Royaume-Uni : Rishi Sunak, la grande évasion fiscale ?

Actualités - Cette semaine, le Royaume-Uni se rebiffe contre l'accord du G7 sur la réforme de la fiscalité mondiale. Londres fait pression pour que les services financiers de la City soit exemptés du futur impôt. Qu'est-ce qui motive ce choix économique et politique ?

Royaume-Uni : Rishi Sunak, la grande évasion fiscale ?

(Conception : Mathilde Hodouin – Réalisation : Amandine Victor)

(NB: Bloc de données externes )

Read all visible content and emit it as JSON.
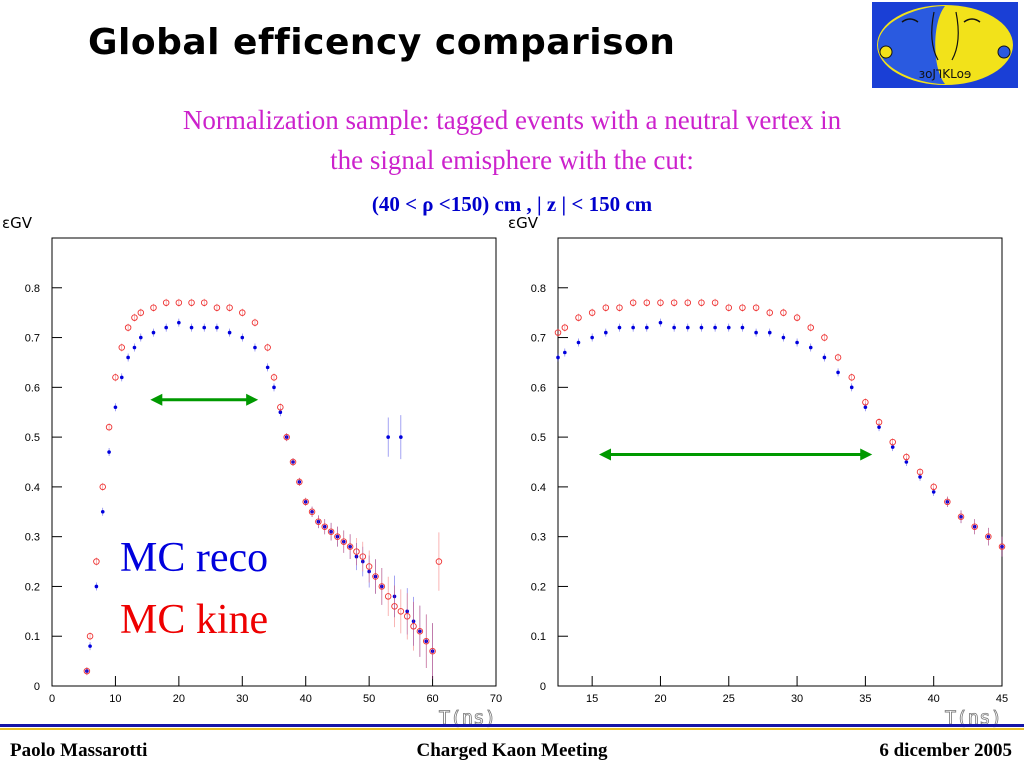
{
  "slide": {
    "title": "Global efficency comparison",
    "subtitle_line1": "Normalization sample: tagged events with a neutral vertex in",
    "subtitle_line2": "the signal emisphere with the cut:",
    "cut_text": "(40 < ρ <150) cm ,   | z | < 150 cm",
    "legend_reco": "MC reco",
    "legend_kine": "MC kine",
    "footer_left": "Paolo Massarotti",
    "footer_center": "Charged Kaon Meeting",
    "footer_right": "6 dicember 2005",
    "logo_text": "ɜoJ𐐑KLoɘ"
  },
  "colors": {
    "reco": "#0000dd",
    "kine": "#ee3333",
    "arrow": "#009900",
    "subtitle": "#cc22cc",
    "cut": "#0000cc"
  },
  "chart_data": [
    {
      "type": "scatter",
      "ylabel": "εGV",
      "xlabel": "T(ns)",
      "xlim": [
        0,
        70
      ],
      "ylim": [
        0,
        0.9
      ],
      "xticks": [
        0,
        10,
        20,
        30,
        40,
        50,
        60,
        70
      ],
      "yticks": [
        0,
        0.1,
        0.2,
        0.3,
        0.4,
        0.5,
        0.6,
        0.7,
        0.8
      ],
      "series": [
        {
          "name": "MC reco",
          "x": [
            5.5,
            6,
            7,
            8,
            9,
            10,
            11,
            12,
            13,
            14,
            16,
            18,
            20,
            22,
            24,
            26,
            28,
            30,
            32,
            34,
            35,
            36,
            37,
            38,
            39,
            40,
            41,
            42,
            43,
            44,
            45,
            46,
            47,
            48,
            49,
            50,
            51,
            52,
            53,
            54,
            55,
            56,
            57,
            58,
            59,
            60
          ],
          "y": [
            0.03,
            0.08,
            0.2,
            0.35,
            0.47,
            0.56,
            0.62,
            0.66,
            0.68,
            0.7,
            0.71,
            0.72,
            0.73,
            0.72,
            0.72,
            0.72,
            0.71,
            0.7,
            0.68,
            0.64,
            0.6,
            0.55,
            0.5,
            0.45,
            0.41,
            0.37,
            0.35,
            0.33,
            0.32,
            0.31,
            0.3,
            0.29,
            0.28,
            0.26,
            0.25,
            0.23,
            0.22,
            0.2,
            0.5,
            0.18,
            0.5,
            0.15,
            0.13,
            0.11,
            0.09,
            0.07
          ]
        },
        {
          "name": "MC kine",
          "x": [
            5.5,
            6,
            7,
            8,
            9,
            10,
            11,
            12,
            13,
            14,
            16,
            18,
            20,
            22,
            24,
            26,
            28,
            30,
            32,
            34,
            35,
            36,
            37,
            38,
            39,
            40,
            41,
            42,
            43,
            44,
            45,
            46,
            47,
            48,
            49,
            50,
            51,
            52,
            53,
            54,
            55,
            56,
            57,
            58,
            59,
            60,
            61
          ],
          "y": [
            0.03,
            0.1,
            0.25,
            0.4,
            0.52,
            0.62,
            0.68,
            0.72,
            0.74,
            0.75,
            0.76,
            0.77,
            0.77,
            0.77,
            0.77,
            0.76,
            0.76,
            0.75,
            0.73,
            0.68,
            0.62,
            0.56,
            0.5,
            0.45,
            0.41,
            0.37,
            0.35,
            0.33,
            0.32,
            0.31,
            0.3,
            0.29,
            0.28,
            0.27,
            0.26,
            0.24,
            0.22,
            0.2,
            0.18,
            0.16,
            0.15,
            0.14,
            0.12,
            0.11,
            0.09,
            0.07,
            0.25
          ]
        }
      ],
      "arrow": {
        "x1": 15.5,
        "x2": 32.5,
        "y": 0.575
      }
    },
    {
      "type": "scatter",
      "ylabel": "εGV",
      "xlabel": "T(ns)",
      "xlim": [
        12.5,
        45
      ],
      "ylim": [
        0,
        0.9
      ],
      "xticks": [
        15,
        20,
        25,
        30,
        35,
        40,
        45
      ],
      "yticks": [
        0,
        0.1,
        0.2,
        0.3,
        0.4,
        0.5,
        0.6,
        0.7,
        0.8
      ],
      "series": [
        {
          "name": "MC reco",
          "x": [
            12.5,
            13,
            14,
            15,
            16,
            17,
            18,
            19,
            20,
            21,
            22,
            23,
            24,
            25,
            26,
            27,
            28,
            29,
            30,
            31,
            32,
            33,
            34,
            35,
            36,
            37,
            38,
            39,
            40,
            41,
            42,
            43,
            44,
            45
          ],
          "y": [
            0.66,
            0.67,
            0.69,
            0.7,
            0.71,
            0.72,
            0.72,
            0.72,
            0.73,
            0.72,
            0.72,
            0.72,
            0.72,
            0.72,
            0.72,
            0.71,
            0.71,
            0.7,
            0.69,
            0.68,
            0.66,
            0.63,
            0.6,
            0.56,
            0.52,
            0.48,
            0.45,
            0.42,
            0.39,
            0.37,
            0.34,
            0.32,
            0.3,
            0.28
          ]
        },
        {
          "name": "MC kine",
          "x": [
            12.5,
            13,
            14,
            15,
            16,
            17,
            18,
            19,
            20,
            21,
            22,
            23,
            24,
            25,
            26,
            27,
            28,
            29,
            30,
            31,
            32,
            33,
            34,
            35,
            36,
            37,
            38,
            39,
            40,
            41,
            42,
            43,
            44,
            45
          ],
          "y": [
            0.71,
            0.72,
            0.74,
            0.75,
            0.76,
            0.76,
            0.77,
            0.77,
            0.77,
            0.77,
            0.77,
            0.77,
            0.77,
            0.76,
            0.76,
            0.76,
            0.75,
            0.75,
            0.74,
            0.72,
            0.7,
            0.66,
            0.62,
            0.57,
            0.53,
            0.49,
            0.46,
            0.43,
            0.4,
            0.37,
            0.34,
            0.32,
            0.3,
            0.28
          ]
        }
      ],
      "arrow": {
        "x1": 15.5,
        "x2": 35.5,
        "y": 0.465
      }
    }
  ]
}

Le Royaume-Uni va-t-il faire cavalier seul ? Ce samedi 5 juin à Londres, les ministres des Finances du G7 ont signé un accord fiscal « historique ». Objectif, instaurer un taux global plancher d’au moins 15 % pour l’imposition des sociétés. Les pays du G7 se sont entendus sur le principe du paiement de l’impôt dans les pays où les entreprises vendent leurs biens et leurs services. Il s’agit mettre fin aux disparités fiscales exploitées par des multinationales. Mais Rishi Sunak, ministre britannique des Finances, fait déjà pression pour exclure la City de la réforme. L’information a été révélé ce mardi 8 juin par le Financial Times.

Un accord historique…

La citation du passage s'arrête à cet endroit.